NativeChunkedList<T>
Today’s article is about a new native collection type: NativeChunkedList<T>. This type is great when you need a dynamically-resizable array that’s fast to add to and doesn’t waste a lot of memory. Read on to see how it’s implemented, see the performance report, and get the source code.
NativeList
NativeList<T>
is Unity’s native version of the C# List<T>
type: a dynamically-resizable array. It’s part of the com.unity.collections
package that comes with Unity’s ECS, which is still in Preview as of Unity 2018.2. This type stores elements in a single native/unmanaged array, just like NativeArray<T>
does. That array has a capacity which is equal to or greater than the number of elements stored, known as the length. When an element is added and there is spare capacity, it’s simply added to the end. If there’s no more spare capacity, a new array with twice the capacity is allocated, all the elements are copied over, the old array is freed, and the element is added to the end.
The performance characteristics of this approach are usually quite good.
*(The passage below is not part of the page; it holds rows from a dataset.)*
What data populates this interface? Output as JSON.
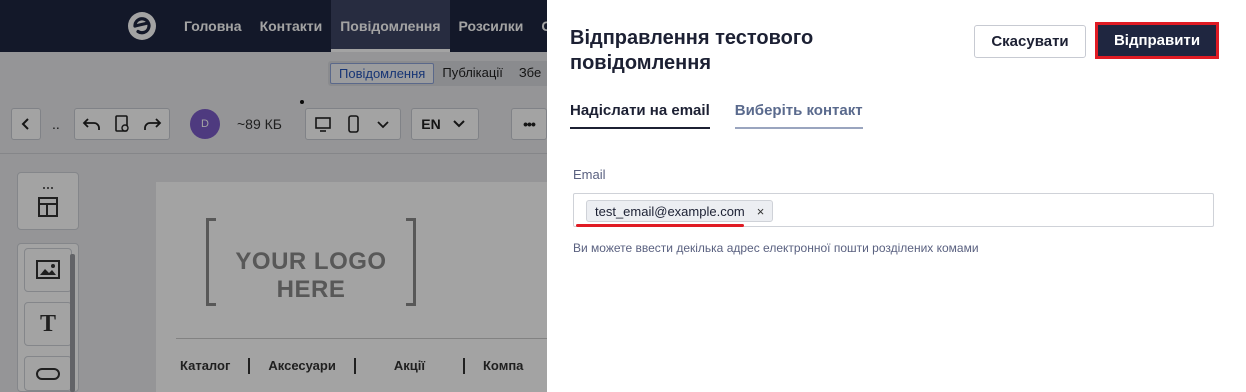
{
  "app": {
    "nav": [
      "Головна",
      "Контакти",
      "Повідомлення",
      "Розсилки",
      "Са"
    ],
    "active_nav": "Повідомлення",
    "subtabs": [
      "Повідомлення",
      "Публікації",
      "Збе"
    ],
    "toolbar": {
      "back": "‹",
      "ellipsis": "..",
      "avatar_initial": "D",
      "size": "~89 КБ",
      "lang": "EN",
      "more": "•••"
    },
    "canvas": {
      "logo_text": "YOUR LOGO HERE",
      "menu": [
        "Каталог",
        "Аксесуари",
        "Акції",
        "Компа"
      ]
    }
  },
  "modal": {
    "title": "Відправлення тестового повідомлення",
    "cancel_label": "Скасувати",
    "send_label": "Відправити",
    "tabs": [
      "Надіслати на email",
      "Виберіть контакт"
    ],
    "email_label": "Email",
    "email_chip": "test_email@example.com",
    "chip_remove": "×",
    "hint": "Ви можете ввести декілька адрес електронної пошти розділених комами"
  },
  "colors": {
    "topbar": "#1f2640",
    "accent_red": "#e01b24",
    "text_dark": "#1c2033"
  }
}
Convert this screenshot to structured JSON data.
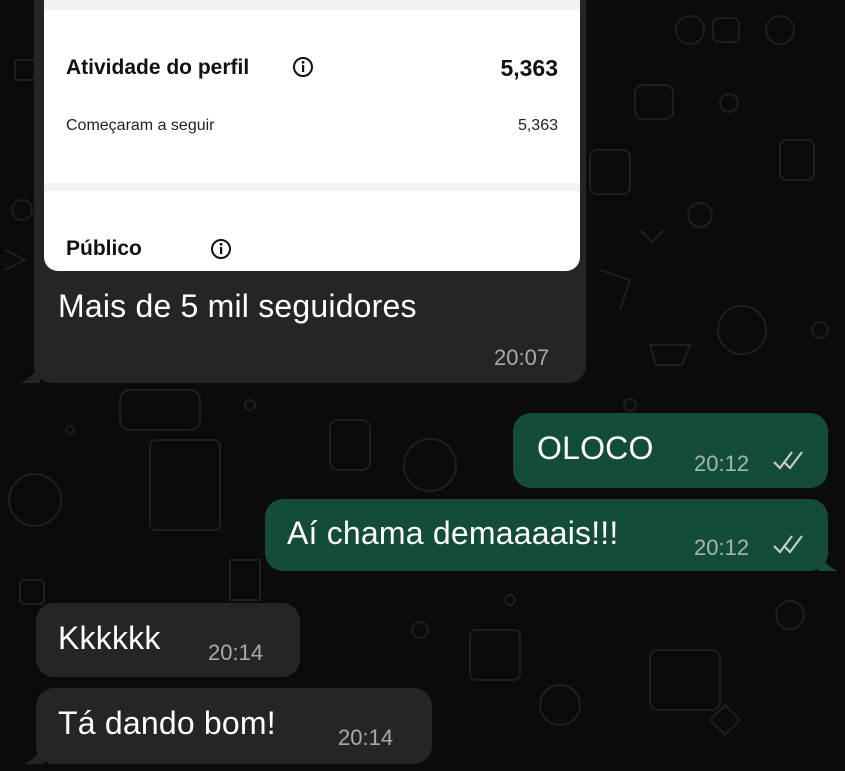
{
  "colors": {
    "background": "#0b0b0b",
    "incoming_bubble": "#242626",
    "outgoing_bubble": "#144d37",
    "read_ticks": "#c8ccc9"
  },
  "shared_card": {
    "profile_activity_label": "Atividade do perfil",
    "profile_activity_value": "5,363",
    "started_following_label": "Começaram a seguir",
    "started_following_value": "5,363",
    "audience_label": "Público",
    "info_icon": "info-circle-icon"
  },
  "messages": [
    {
      "direction": "incoming",
      "text": "Mais de 5 mil seguidores",
      "time": "20:07"
    },
    {
      "direction": "outgoing",
      "text": "OLOCO",
      "time": "20:12",
      "status": "read-double-check-icon"
    },
    {
      "direction": "outgoing",
      "text": "Aí chama demaaaais!!!",
      "time": "20:12",
      "status": "read-double-check-icon"
    },
    {
      "direction": "incoming",
      "text": "Kkkkkk",
      "time": "20:14"
    },
    {
      "direction": "incoming",
      "text": "Tá dando bom!",
      "time": "20:14"
    }
  ]
}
Accessing the list is just as fast as accessing a NativeArray<T>
because it is represented exactly the same: just one array. However, growing the list is quite expensive as it requires copying the whole list to a new array. Likewise, the doubling of capacity can result in quite a lot of waste. For example, if an element is added to a full list with 1024
capacity then the new capacity will be 2048
even though room for only 1025
elements is needed.
Chunked List Approach
Today’s approach aims to solve these issues with NativeList<T>
. Like how Unity’s ECS stores components, NativeChunkedList<T>
stores its components in “chunks.” Each chunk is simply an array of elements. It then also stores an array of pointers to the chunks.
Here’s how the memory is laid out:
This layout allows us to traverse the list in a reasonably cache-friendly way. We’ll access sequential memory as we traverse a chunk, just like with NativeList<T>
and NativeArray<T>
. When we get to the end of a chunk, we might miss the CPU cache but then we’ll be accessing sequential memory again as we traverse the new chunk. The chunk pointers are also sequentially laid out in an array, so traversing them is cache-friendly too.
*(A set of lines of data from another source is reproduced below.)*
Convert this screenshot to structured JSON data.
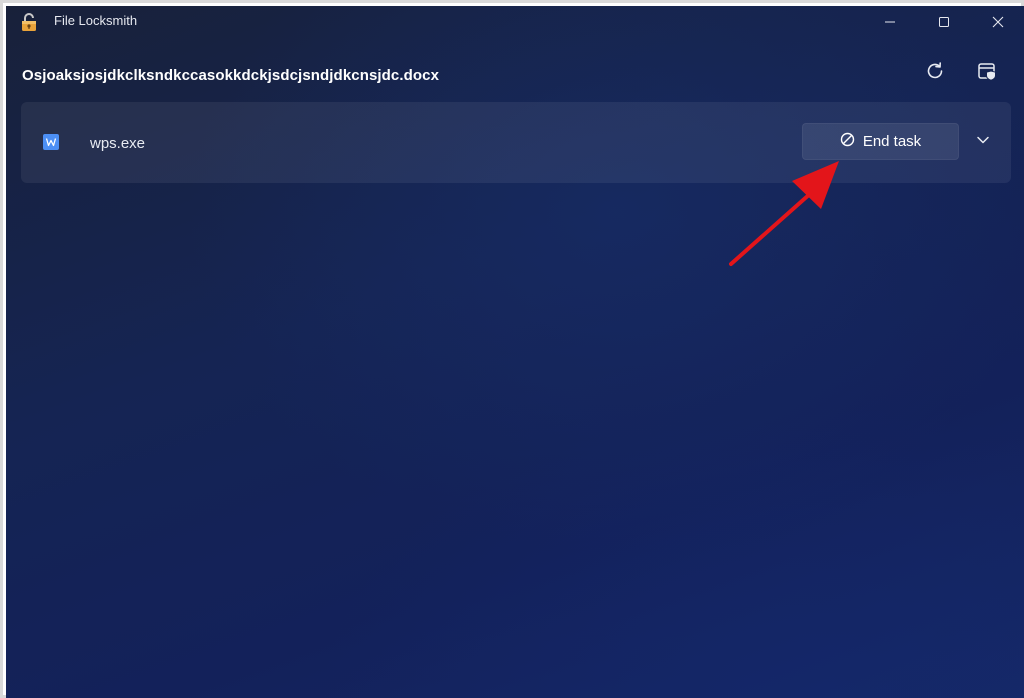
{
  "window": {
    "title": "File Locksmith",
    "app_icon": "padlock-icon",
    "controls": {
      "minimize_icon": "minimize-icon",
      "maximize_icon": "maximize-icon",
      "close_icon": "close-icon"
    }
  },
  "header": {
    "file_name": "Osjoaksjosjdkclksndkccasokkdckjsdcjsndjdkcnsjdc.docx",
    "refresh_icon": "refresh-icon",
    "admin_icon": "restart-as-admin-icon"
  },
  "processes": [
    {
      "name": "wps.exe",
      "icon": "wps-writer-icon",
      "end_task_label": "End task",
      "end_task_icon": "block-icon",
      "expand_icon": "chevron-down-icon"
    }
  ],
  "annotation": {
    "type": "arrow",
    "color": "#e3151a",
    "points_to": "End task"
  },
  "colors": {
    "background": "#152453",
    "row_background": "#2a334f",
    "text": "#ffffff",
    "accent_icon": "#4c8ff5",
    "annotation": "#e3151a"
  }
}
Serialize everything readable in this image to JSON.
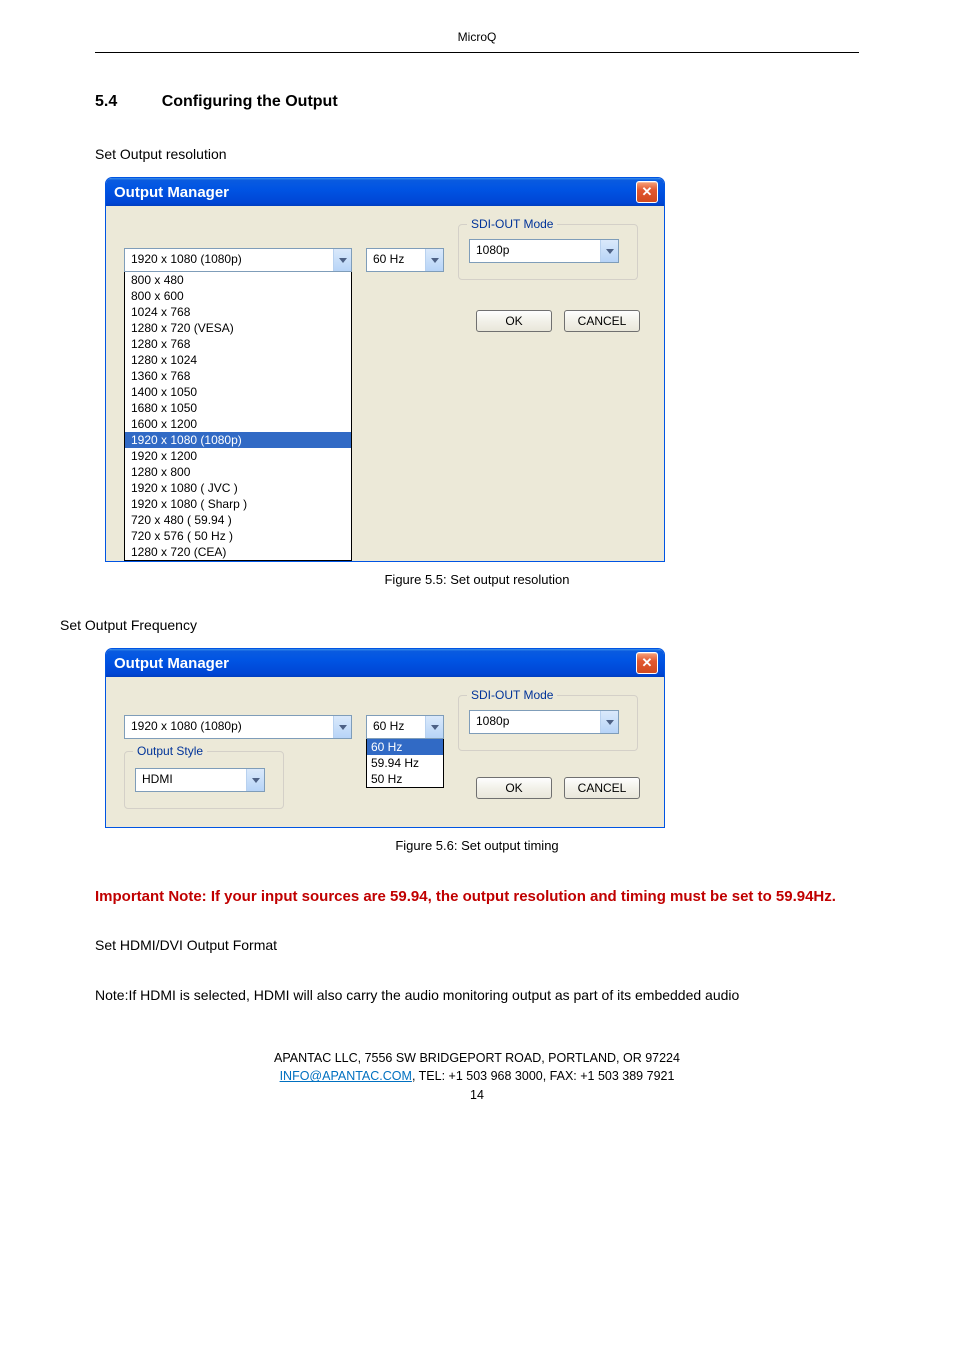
{
  "header": {
    "product": "MicroQ"
  },
  "section": {
    "number": "5.4",
    "title": "Configuring the Output"
  },
  "text": {
    "set_resolution": "Set Output resolution",
    "set_frequency": "Set Output Frequency",
    "important_note": "Important Note:    If your input sources are 59.94, the output resolution and timing must be set to 59.94Hz.",
    "set_hdmi": "Set HDMI/DVI Output Format",
    "note_hdmi": "Note:If HDMI is selected, HDMI will also carry the audio monitoring output as part of its embedded audio"
  },
  "dialog1": {
    "title": "Output Manager",
    "resolution_value": "1920 x 1080 (1080p)",
    "freq_value": "60 Hz",
    "sdi_label": "SDI-OUT Mode",
    "sdi_value": "1080p",
    "ok": "OK",
    "cancel": "CANCEL",
    "options": [
      "800 x 480",
      "800 x 600",
      "1024 x 768",
      "1280 x 720 (VESA)",
      "1280 x 768",
      "1280 x 1024",
      "1360 x 768",
      "1400 x 1050",
      "1680 x 1050",
      "1600 x 1200",
      "1920 x 1080 (1080p)",
      "1920 x 1200",
      "1280 x 800",
      "1920 x 1080 ( JVC )",
      "1920 x 1080 ( Sharp )",
      "720 x 480  ( 59.94 )",
      "720 x 576 ( 50 Hz )",
      "1280 x 720 (CEA)"
    ],
    "selected_index": 10
  },
  "caption1": "Figure 5.5:   Set output resolution",
  "dialog2": {
    "title": "Output Manager",
    "resolution_value": "1920 x 1080 (1080p)",
    "freq_value": "60 Hz",
    "sdi_label": "SDI-OUT Mode",
    "sdi_value": "1080p",
    "style_label": "Output Style",
    "style_value": "HDMI",
    "ok": "OK",
    "cancel": "CANCEL",
    "freq_options": [
      "60 Hz",
      "59.94 Hz",
      "50 Hz"
    ],
    "freq_selected_index": 0
  },
  "caption2": "Figure 5.6:   Set output timing",
  "footer": {
    "line1": "APANTAC LLC, 7556 SW BRIDGEPORT ROAD, PORTLAND, OR 97224",
    "email": "INFO@APANTAC.COM",
    "line2_rest": ", TEL:   +1 503 968 3000, FAX:   +1 503 389 7921",
    "page": "14"
  }
}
Random access is also easy and fast. All we need to do is compute the chunk pointer index (i / numElementsPerChunk
) and then use it to index into the chunk (i % numElementsPerChunk
).
Adding to a NativeChunkedList<T>
is similar to NativeList<T>
, but with a critical difference. If the last chunk has spare capacity, we just add the element at the end of it. If it doesn’t, we allocate a new chunk and add the element at the beginning of it. If there’s no spare capacity in the array of pointers, we allocate a new array, copy the old array over, and free the old array. This is just like the backing array of NativeList<T>
, but much faster because each element is only a pointer and there are relatively few pointers since each one allows for a whole chunk of elements to be stored.
Several more operations are supported, but their implementations aren’t particularly noteworthy as nearly everything can be implemented just like with any array-backed type like NativeList<T>
or even List<T>
. In fact, NativeChunkedList<T>
has many of the same methods and properties as NativeList<T>
and List<T>
so that it’s easy to use for those familiar with those types. Here’s the full API:
struct NativeChunkedList<T> : IEnumerable<T> , IEnumerable , IDisposable where T : struct { NativeChunkedList(int numElementsPerChunk, int capacity, Allocator allocator); void Add(T element) void AddRange(NativeArray<T> array, int startIndex, int length); void AddRange(T[] array, int startIndex, int length); int Capacity { get; set; } void Clear(); void CopyFrom(NativeArray<T> array, int startIndex, int length); void CopyFrom(T[] array, int startIndex, int length); void Dispose(); Enumerator GetEnumerator(); IEnumerator GetEnumerator(); IEnumerator<T> IEnumerable<T>.GetEnumerator(); void Insert(int index, T element); bool IsCreated { get; } int Length { get; } T this[int index] { get; set; } void RemoveAt(int index); void RemoveAtSwapBack(int index); T[] ToArray( T[] array = null, int startIndex = 0, int destIndex = 0, int length = -1); NativeArray<T> ToNativeArray( NativeArray<T> array = default(NativeArray<T>), int startIndex = 0, int destIndex = 0, int length = -1); }
Performance Testing
Now let’s pit NativeChunkedList<T>
against NativeArray<T>
, NativeList<T>
, and NativeLinkedList<T>
to see how it performs on a variety of operations. These tests were conducted with 10000
int
elements in each collection. NativeChunkedList<T>
was configured with a chunk size of 1024
bytes which equals 256
elements per chunk of int
values.
The following operations were tested for each collection that supports them:
Add
: Starting from an empty collection, append an element to the endIterate (Single)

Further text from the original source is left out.